Choosing the correct arrow
Arrows come in many different materials and designs. The material and design that is right for you can be a very personal choice. As a beginner, it is better to focus on making sure you have an arrow that will accommodate your draw length.
To find your approximate draw length, the best thing to do is take a retractable tape measure and hold the main body of the tape measure in the hand you would usually hold the bow with. Then, draw back on the end of the tape measure the same way you would a bow string, to the corner of your mouth. Ensure you are standing as you would when shooting your bow, with lead arm outstretched and the drawing arm high and level with your lead arm.
You are advised to take the measurement you get from this process and add approximately two inches to the length for safety reasons, as firing an arrow that is too short for your draw length can be dangerous.

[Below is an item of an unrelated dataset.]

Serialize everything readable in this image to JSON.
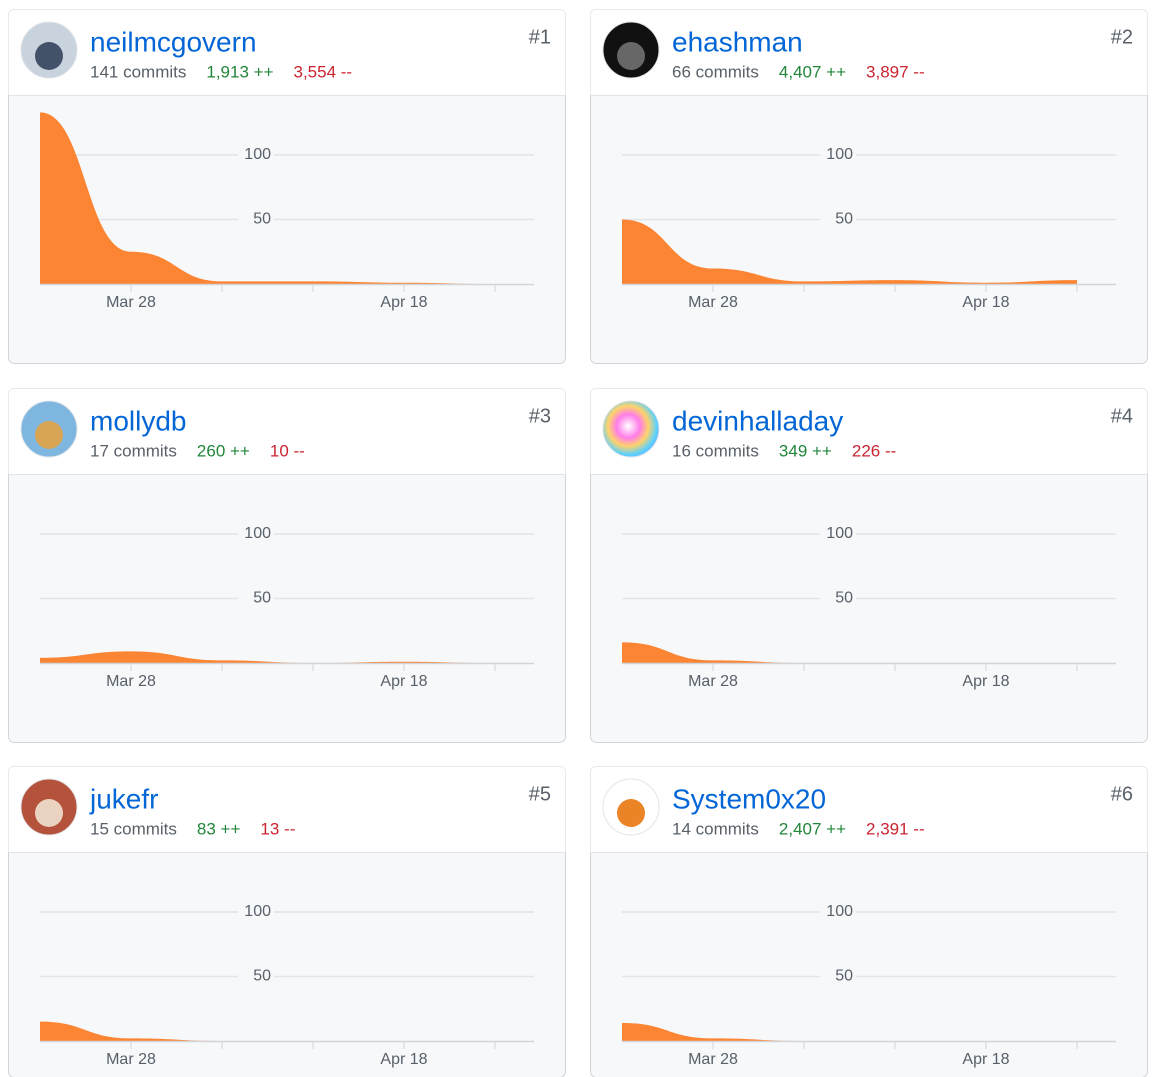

Best beginner compound bow
There are a baffling number of bows available on the market and it can therefore be difficult to choose one, but there are a few factors to consider when looking at compound bows for beginners. Once you have ascertained your measurements and have worked out which class of bow you will need, there are still many bows to choose from. There are a few starter bows available, but the best one on the market right now, in 2019, is the Diamond Archery Infinite Edge, as it has a diverse range of settings and can be adapted for a range of different user levels.
The Diamond Archery Infinite Edge is for anyone who has outgrown the youth and female category bows, or who wants to progress up a level. Here are a few specifications for the bow;
- Adjustable draw weight from 5-70lbs
- Adjustable draw length from 13’’-31’’
- Can shoot arrows up to 310fps
- Has an extremely smooth draw, making it ideal for beginners
- 7’’ brace height and 31’’ axle to axle meaning it is moderately sized and ideal for beginners
- Lightweight at 3.2lbs
- Package includes rest, sight, stabiliser, and a quiver. Ideal for a beginner.